O projeto do Conservatório Calouste Gulbenkian de Aveiro foi encomendado a José Carlos Loureiro com o duplo fim de descentralizar o ensino artístico e fazer convergir as artes, congregando dança, música e artes visuais e performativas numa única escola secundária. A encomenda transgredia o centralismo da oferta educativa especializada concentrada em Lisboa e derrubava os muros entre as diferentes disciplinas artísticas. Maria Noémia Coutinho aproveitou a oportunidade como tema para o seu CODA em 1966. As inúmeras formas de brincar ilustradas por Brüghel em Jogos de Crianças inspiraram a organização da escola*.

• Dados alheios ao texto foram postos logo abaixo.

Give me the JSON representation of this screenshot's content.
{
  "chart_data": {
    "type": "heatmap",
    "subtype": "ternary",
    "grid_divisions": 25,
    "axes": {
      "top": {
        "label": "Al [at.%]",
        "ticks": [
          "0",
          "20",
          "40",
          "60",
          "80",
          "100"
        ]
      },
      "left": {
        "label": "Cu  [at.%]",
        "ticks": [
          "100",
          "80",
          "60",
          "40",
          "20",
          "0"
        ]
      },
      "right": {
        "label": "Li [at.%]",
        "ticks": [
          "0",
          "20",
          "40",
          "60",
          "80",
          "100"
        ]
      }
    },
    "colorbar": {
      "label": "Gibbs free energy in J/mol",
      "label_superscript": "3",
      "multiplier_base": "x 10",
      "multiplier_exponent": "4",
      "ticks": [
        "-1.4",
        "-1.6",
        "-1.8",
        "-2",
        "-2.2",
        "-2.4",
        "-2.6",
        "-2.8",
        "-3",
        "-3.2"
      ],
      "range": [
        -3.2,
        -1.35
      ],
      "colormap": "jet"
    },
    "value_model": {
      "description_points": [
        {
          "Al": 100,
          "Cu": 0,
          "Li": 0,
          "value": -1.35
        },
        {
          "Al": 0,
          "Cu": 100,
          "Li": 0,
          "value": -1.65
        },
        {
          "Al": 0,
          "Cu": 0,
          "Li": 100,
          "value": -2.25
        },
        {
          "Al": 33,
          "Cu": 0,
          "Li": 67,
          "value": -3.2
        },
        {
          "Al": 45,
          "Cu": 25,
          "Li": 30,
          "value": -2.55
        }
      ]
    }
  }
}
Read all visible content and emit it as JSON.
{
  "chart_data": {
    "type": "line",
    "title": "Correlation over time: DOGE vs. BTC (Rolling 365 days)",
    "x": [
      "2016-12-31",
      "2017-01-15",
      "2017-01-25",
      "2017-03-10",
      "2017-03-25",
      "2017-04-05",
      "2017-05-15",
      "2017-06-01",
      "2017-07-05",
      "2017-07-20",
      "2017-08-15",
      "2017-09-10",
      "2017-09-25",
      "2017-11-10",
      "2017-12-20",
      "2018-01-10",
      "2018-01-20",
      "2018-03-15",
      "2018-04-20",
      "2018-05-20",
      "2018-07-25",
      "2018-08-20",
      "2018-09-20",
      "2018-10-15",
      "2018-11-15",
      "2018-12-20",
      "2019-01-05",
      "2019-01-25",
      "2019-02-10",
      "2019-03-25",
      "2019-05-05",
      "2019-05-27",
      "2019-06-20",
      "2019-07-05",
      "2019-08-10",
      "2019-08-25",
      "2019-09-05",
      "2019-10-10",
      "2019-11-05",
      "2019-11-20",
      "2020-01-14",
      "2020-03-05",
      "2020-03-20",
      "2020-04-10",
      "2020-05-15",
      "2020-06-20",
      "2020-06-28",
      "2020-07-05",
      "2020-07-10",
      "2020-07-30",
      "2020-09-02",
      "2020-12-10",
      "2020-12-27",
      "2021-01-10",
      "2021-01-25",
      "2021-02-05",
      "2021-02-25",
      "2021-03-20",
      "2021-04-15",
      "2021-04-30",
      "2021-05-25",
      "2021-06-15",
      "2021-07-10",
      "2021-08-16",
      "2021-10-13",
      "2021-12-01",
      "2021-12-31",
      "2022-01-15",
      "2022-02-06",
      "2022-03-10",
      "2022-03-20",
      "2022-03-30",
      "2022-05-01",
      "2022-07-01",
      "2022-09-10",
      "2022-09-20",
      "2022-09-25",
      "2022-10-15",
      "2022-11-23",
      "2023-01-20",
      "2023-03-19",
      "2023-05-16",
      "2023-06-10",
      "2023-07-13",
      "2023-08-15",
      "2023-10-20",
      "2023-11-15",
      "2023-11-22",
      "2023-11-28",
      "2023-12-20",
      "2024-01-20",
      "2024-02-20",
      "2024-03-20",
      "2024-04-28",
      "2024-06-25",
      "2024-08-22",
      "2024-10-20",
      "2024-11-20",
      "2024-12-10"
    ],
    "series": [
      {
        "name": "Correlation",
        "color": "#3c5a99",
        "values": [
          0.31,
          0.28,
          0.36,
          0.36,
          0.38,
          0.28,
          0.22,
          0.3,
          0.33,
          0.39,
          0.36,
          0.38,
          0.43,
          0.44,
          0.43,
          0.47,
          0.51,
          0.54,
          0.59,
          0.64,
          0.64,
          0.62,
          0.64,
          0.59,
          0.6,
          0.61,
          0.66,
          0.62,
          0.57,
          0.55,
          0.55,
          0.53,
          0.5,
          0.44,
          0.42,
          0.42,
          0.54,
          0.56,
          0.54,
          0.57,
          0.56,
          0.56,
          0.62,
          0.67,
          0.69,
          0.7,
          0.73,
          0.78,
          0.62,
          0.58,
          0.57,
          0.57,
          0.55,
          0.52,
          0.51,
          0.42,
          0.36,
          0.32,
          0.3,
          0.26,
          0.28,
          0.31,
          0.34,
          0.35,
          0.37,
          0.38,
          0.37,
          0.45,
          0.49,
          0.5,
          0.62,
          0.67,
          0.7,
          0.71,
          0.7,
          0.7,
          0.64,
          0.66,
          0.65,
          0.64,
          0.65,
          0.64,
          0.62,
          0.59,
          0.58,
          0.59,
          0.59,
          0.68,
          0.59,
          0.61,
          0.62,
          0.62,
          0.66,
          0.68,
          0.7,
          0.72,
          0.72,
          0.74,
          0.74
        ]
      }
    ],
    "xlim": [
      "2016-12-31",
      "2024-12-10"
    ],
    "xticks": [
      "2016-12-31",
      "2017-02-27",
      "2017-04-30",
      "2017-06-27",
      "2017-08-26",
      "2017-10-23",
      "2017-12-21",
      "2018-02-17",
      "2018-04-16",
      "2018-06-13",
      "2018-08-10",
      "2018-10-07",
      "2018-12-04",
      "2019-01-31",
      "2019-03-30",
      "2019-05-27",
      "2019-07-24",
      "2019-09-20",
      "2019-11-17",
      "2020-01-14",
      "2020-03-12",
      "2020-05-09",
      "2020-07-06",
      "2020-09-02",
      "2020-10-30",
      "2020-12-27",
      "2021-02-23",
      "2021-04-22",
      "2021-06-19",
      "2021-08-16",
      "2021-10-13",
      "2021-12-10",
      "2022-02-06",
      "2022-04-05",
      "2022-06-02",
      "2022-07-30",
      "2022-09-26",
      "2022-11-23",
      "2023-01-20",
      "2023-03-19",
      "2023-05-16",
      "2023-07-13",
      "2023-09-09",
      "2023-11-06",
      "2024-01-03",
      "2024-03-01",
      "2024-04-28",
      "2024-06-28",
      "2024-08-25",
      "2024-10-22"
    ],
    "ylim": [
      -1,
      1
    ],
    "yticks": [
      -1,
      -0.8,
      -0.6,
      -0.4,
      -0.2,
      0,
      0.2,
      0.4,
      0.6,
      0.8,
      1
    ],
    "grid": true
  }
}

O sector mais público agrega junto à entrada o auditório, a biblioteca e a grande sala polivalente para ballet, música de câmara ou galeria de exposições. O sector mais privado, organizado em redor do claustro, inclui cantina, salas de música, pintura, escultura e dança, e uma sala comum com uma lareira suspensa que só se acendia no São Martinho. A cuidada robustez dos materiais (betão, reboco pintado, madeira e tijoleiras) permitiu fazer chegar a escola aos dias de hoje sem obras de monta. Apesar de ter perdido o infantário e ter passado a funcionar em regime articulado, ainda celebra as marcas do tempo: os pisos gastos e as mesas das salas de artes com salpicos de tinta. Merece uma classificação e um cuidado restauro que lhe permita continuar a transgredir os seus e os nossos limites.
Joaquim Moreno
O CODA integra o arquivo 'EBAP / ESBAP / Curso de Arquitectura' do Centro de Documentação de Urbanismo e Arquitectura da FAUP e está disponível para consulta online no arquivo da FAUP no Portal dos Arquivos da U.Porto.
Mais informações: www.ccb.pt
* Das mil premissas que fomos recolhendo queríamos efectuar a síntese verdadeira. Muita coisa falhou, que seja relevada a intenção. (...) Creio que, ainda uma vez a resposta está feita. Se nos propusemos responder, passo a passo, iremos buscar um exemplo de 400 anos. No quadro de Brüghel que começa este trabalho, descobrimos com olhos deslumbrados mais de duzentas crianças (as crianças de Brüghel que tem caras de homens e mulheres) a brincarem os jogos que hoje, em 1966, as vemos brincar. Uma longa, tão longa lista. Saltar o eixo, ondular sobre barricas, soprar um fole, fazer girar o arco, jogar o berlinde e as pedrinhas, fazer procissões, enfileirar para "o bom barqueiro" e a "triste viuvinha", armar casinhas e altares, embalar bonecas, molhar os pés e a roupa, espreitar as coisas escondidas, andar em cavalinhos, passar o sapato, trepar às grades, caminhar nas andas; perseguir animais, imitar cortejos de casamento, lançar o pião, ocultar pausitos nas mãos, empurrar-se na cabra-cega, balouçar o corpo, tocar o tambor, construir brinquedos de paus, bugalho e penas. Um mundo infinito donde não se regressa facilmente.
Maria Noémia Coutinho, 'Uma escola de iniciação de arte', CODA ESBAP 1966, página 10.